Art with a technological twist
Staff Writer
Stuart Letizia creates fantasy worlds through the tip of his stylus.
Letizia, July’s Kennebunk Free Library featured artist, exhibits several of his adventure-, western- and action-themed digital illustrations in the library’s Speers Gallery.
Despite similarities to traditional works of art, Letizia paints illustrations through gestures of a stylus on a Wacom graphics tablet. The results appear on a digital canvas in Photoshop on his computer.
Letizia, 28, of Biddeford, has focused on this media since 2007, midway through his Master of Fine Arts program at Pensacola Christian College.
“It really grabbed me because it allows me to be able to use my imagination in a way that I just can’t seem to unlock with traditional media,” Letizia said.
Letizia said he went “hog wild” with the new media after discovering it in a course that focused on the emerging technology. He found he could capture the subject matter he enjoyed without getting bogged down in the restrictions of traditional media.

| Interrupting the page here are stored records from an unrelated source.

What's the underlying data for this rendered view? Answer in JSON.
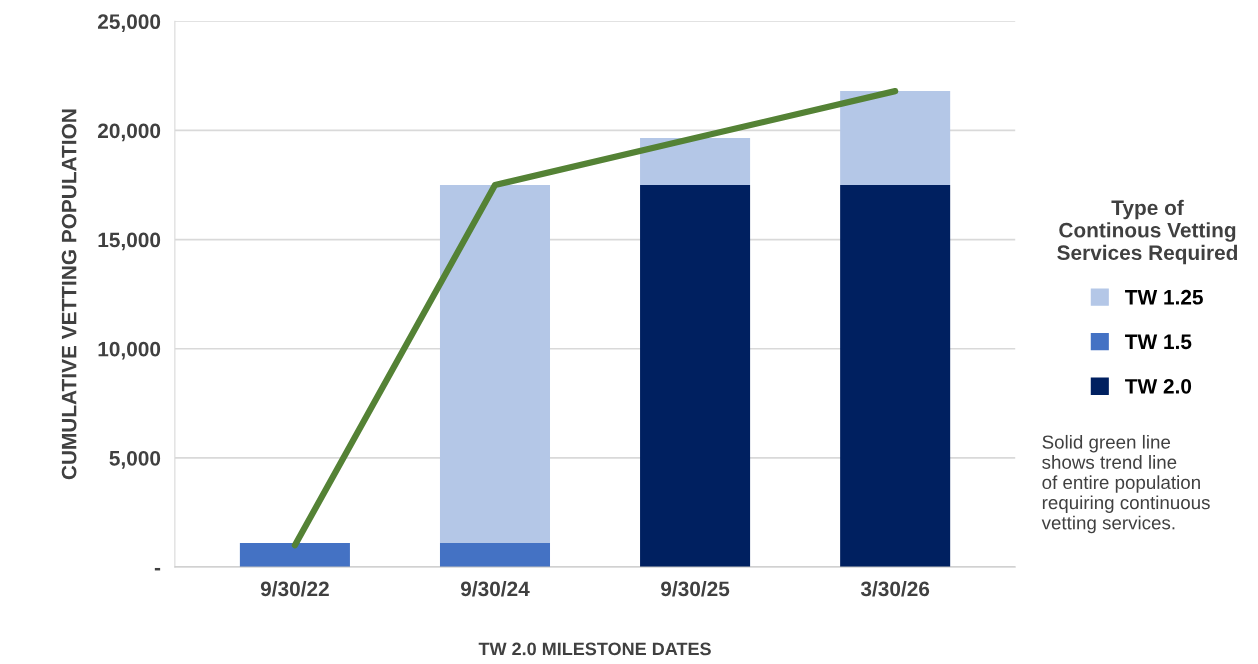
{
  "chart_data": {
    "type": "bar",
    "stacked": true,
    "xlabel": "TW 2.0 MILESTONE DATES",
    "ylabel": "CUMULATIVE VETTING POPULATION",
    "legend_title": "Type of\nContinous Vetting\nServices Required",
    "categories": [
      "9/30/22",
      "9/30/24",
      "9/30/25",
      "3/30/26"
    ],
    "series": [
      {
        "name": "TW 2.0",
        "color": "#002060",
        "values": [
          null,
          null,
          17500,
          17500
        ]
      },
      {
        "name": "TW 1.5",
        "color": "#4472c4",
        "values": [
          1100,
          1100,
          null,
          null
        ]
      },
      {
        "name": "TW 1.25",
        "color": "#b4c7e7",
        "values": [
          null,
          16400,
          2150,
          4300
        ]
      },
      {
        "type": "line",
        "color": "#548235",
        "values": [
          1000,
          17500,
          19650,
          21800
        ]
      }
    ],
    "ylim": [
      0,
      25000
    ],
    "yticks": [
      {
        "value": 0,
        "label": "-"
      },
      {
        "value": 5000,
        "label": "5,000"
      },
      {
        "value": 10000,
        "label": "10,000"
      },
      {
        "value": 15000,
        "label": "15,000"
      },
      {
        "value": 20000,
        "label": "20,000"
      },
      {
        "value": 25000,
        "label": "25,000"
      }
    ],
    "grid": "y",
    "legend": "right",
    "marker": "none",
    "annotations": [
      "Solid green line\nshows trend line\nof entire population\nrequiring continuous\nvetting services."
    ]
  }
}
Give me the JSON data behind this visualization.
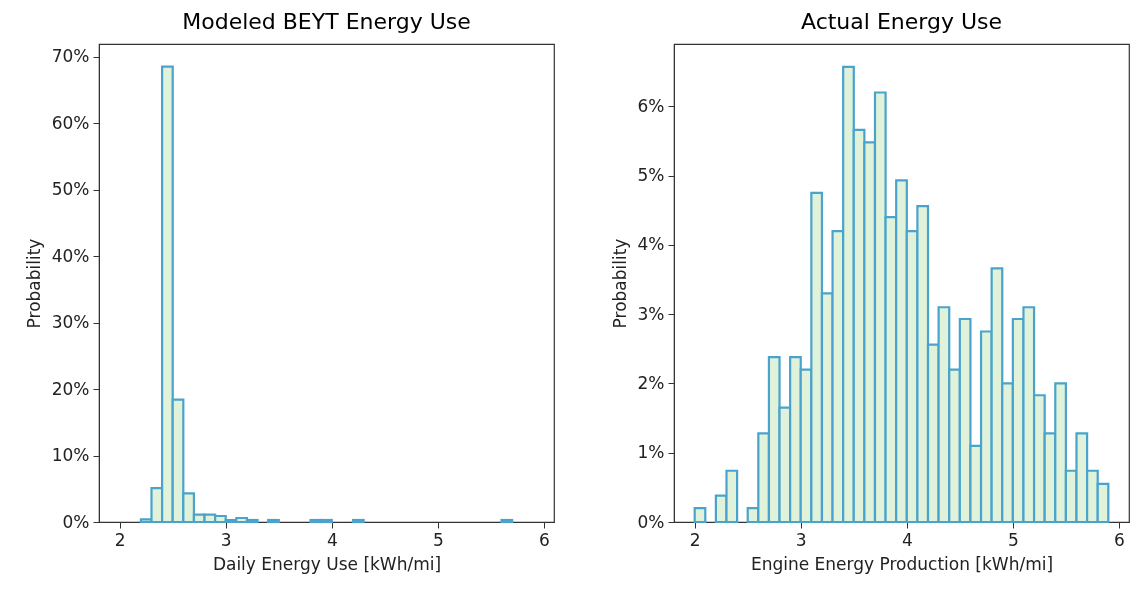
{
  "chart_data": [
    {
      "type": "histogram",
      "title": "Modeled BEYT Energy Use",
      "xlabel": "Daily Energy Use [kWh/mi]",
      "ylabel": "Probability",
      "bins": [
        2.0,
        2.1,
        2.2,
        2.3,
        2.4,
        2.5,
        2.6,
        2.7,
        2.8,
        2.9,
        3.0,
        3.1,
        3.2,
        3.3,
        3.4,
        3.5,
        3.6,
        3.7,
        3.8,
        3.9,
        4.0,
        4.1,
        4.2,
        4.3,
        4.4,
        4.5,
        4.6,
        4.7,
        4.8,
        4.9,
        5.0,
        5.1,
        5.2,
        5.3,
        5.4,
        5.5,
        5.6,
        5.7,
        5.8,
        5.9
      ],
      "values": [
        0,
        0,
        0.4,
        5.1,
        68.5,
        18.4,
        4.3,
        1.1,
        1.1,
        0.9,
        0.3,
        0.6,
        0.3,
        0,
        0.3,
        0,
        0,
        0,
        0.3,
        0.3,
        0,
        0,
        0.3,
        0,
        0,
        0,
        0,
        0,
        0,
        0,
        0,
        0,
        0,
        0,
        0,
        0,
        0.3,
        0,
        0
      ],
      "color": "#e0f2da",
      "xlim": [
        1.805,
        6.095
      ],
      "xticks": [
        2,
        3,
        4,
        5,
        6
      ],
      "ylim": [
        0,
        71.9
      ],
      "yticks": [
        {
          "value": 0,
          "label": "0%"
        },
        {
          "value": 10,
          "label": "10%"
        },
        {
          "value": 20,
          "label": "20%"
        },
        {
          "value": 30,
          "label": "30%"
        },
        {
          "value": 40,
          "label": "40%"
        },
        {
          "value": 50,
          "label": "50%"
        },
        {
          "value": 60,
          "label": "60%"
        },
        {
          "value": 70,
          "label": "70%"
        }
      ],
      "grid": false
    },
    {
      "type": "histogram",
      "title": "Actual Energy Use",
      "xlabel": "Engine Energy Production [kWh/mi]",
      "ylabel": "Probability",
      "bins": [
        2.0,
        2.1,
        2.2,
        2.3,
        2.4,
        2.5,
        2.6,
        2.7,
        2.8,
        2.9,
        3.0,
        3.1,
        3.2,
        3.3,
        3.4,
        3.5,
        3.6,
        3.7,
        3.8,
        3.9,
        4.0,
        4.1,
        4.2,
        4.3,
        4.4,
        4.5,
        4.6,
        4.7,
        4.8,
        4.9,
        5.0,
        5.1,
        5.2,
        5.3,
        5.4,
        5.5,
        5.6,
        5.7,
        5.8,
        5.9
      ],
      "values": [
        0.2,
        0,
        0.38,
        0.74,
        0,
        0.2,
        1.28,
        2.38,
        1.65,
        2.38,
        2.2,
        4.75,
        3.3,
        4.2,
        6.57,
        5.66,
        5.48,
        6.2,
        4.4,
        4.93,
        4.2,
        4.56,
        2.56,
        3.1,
        2.2,
        2.93,
        1.1,
        2.75,
        3.66,
        2.0,
        2.93,
        3.1,
        1.83,
        1.28,
        2.0,
        0.74,
        1.28,
        0.74,
        0.55
      ],
      "color": "#e0f2da",
      "xlim": [
        1.805,
        6.095
      ],
      "xticks": [
        2,
        3,
        4,
        5,
        6
      ],
      "ylim": [
        0,
        6.9
      ],
      "yticks": [
        {
          "value": 0,
          "label": "0%"
        },
        {
          "value": 1,
          "label": "1%"
        },
        {
          "value": 2,
          "label": "2%"
        },
        {
          "value": 3,
          "label": "3%"
        },
        {
          "value": 4,
          "label": "4%"
        },
        {
          "value": 5,
          "label": "5%"
        },
        {
          "value": 6,
          "label": "6%"
        }
      ],
      "grid": false
    }
  ]
}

Letizia said he was drawn to the digital process because of the way it “cleaned up the process” of making art.
“I tend to be kind of a neat person when I’m working and acrylics are nice in this matter because they are a lot neater than oils, but this even more so because you don’t have a palette with a lot of colors that can accidentally touch you here and then spread there,” he said.
“For me that was a major road block for getting stuff done,” he added.
He said he also appreciates the ability of digital media to “achieve a color spot on instantaneously.”
Despite the modern equipment, digital painting replicates traditional media in many ways, Letizia said. Formal artistic qualities including lighting, atmosphere, color and shading and questions of realism and abstraction all come into play.
“Basically this is my digital canvas,” Letizia said of the Wacom Graphics Tablet. “And I work on it just as you would work on a piece of linen.”
Letizia said his favorite freedom of the digital process is the ability to undo mistakes.
“Control z is the best,” he said of the computer shortcut. “If you go back to other media after this you find yourself going ‘control, z, control, z,’ and you just can’t.”
The Kennebunk Free Library exhibit is Letizia’s first since his solo exhibition to complete his Master of Fine Arts.
The exhibit showcased his passion for adventure and western themes.
“What I appreciate and find most inspiring about a lot of these genres is the fact that it’s such a classic return to some good old-fashioned storytelling and elements of self-sacrifice, truth, love, justice and good versus evil,” he said.
Letizia puts hours of research into each illustration to ensure authenticity and powerful storytelling.
For a series of three images based on the Normandy invasion Letizia researched the time period, clothing and detail to achieve historical accuracy. He bought gear at military surplus store and dressed up, posed and photographed his friends emulating battle poses in one of his classrooms. Letizia then used the photographs as source material.
The series of three images, currently on display in the Kennebunk Free Library exhibit, took Letizia more than 80 hours to create.
He uses the source material photographic process to create proper lighting and realism for many of his illustrations. But, he said, the process remains creative.
“It isn’t tracing, it’s completely freehand … and there’s still so much creativity because you have to imagine a lot of your lighting as you set it up and you have to add a lot of elements of costume and storytelling that were not there in the source image,” he said.
Letizia said he has had to defend digital illustration as an art form. He and his wife Ashley, a fellow Pensacola Christian College art graduate and oil painter had to defend the legitimacy of the media in school as they sought their degrees.
“(The school) didn’t feel it was really on quite the same level as the traditional approach and to be honest I understand because we were the first two to really pursue it,” he said.
For many viewers, the distinction is blurred between traditional painting and Letizia’s digital illustration.
“I find that many people wouldn’t know that that’s how I produced it. Even though I say it’s a digital show and describe the process, they will probably just think it’s a painting or a print of a painting. Which is great, because to me that says legitimacy,” he said.
Letizia’s background in digital illustration has fueled both an artistic passion and a career.
Letizia, as a graphic designer for Briggs Advertising in Bath, focuses on both design and illustration projects.
“It’s a great job, I love my crew there and it’s a wonderful balance. Illustration takes up so much time that I’m grateful to have the graphic and Web design work. I appreciate both pretty equally. It keeps me refreshed to come home and dive into a creative project in the evening,” he said.
Letizia said in the future he’d like to delve back into larger-scale illustration projects such as the Normandy invasion series.
“I’d like to accumulate costumes and lighting equipment and approach a giant project again,” he said.
“Really,” he added. “The sky is the limit.”
Letizia’s exhibit “Realms of Adventure: Digital Illustration” hangs in the Speers Gallery at Kennebunk Free Library through July. A reception for the show is Tuesday from 5:30 p.m. to 7:30 p.m. and is open to the public.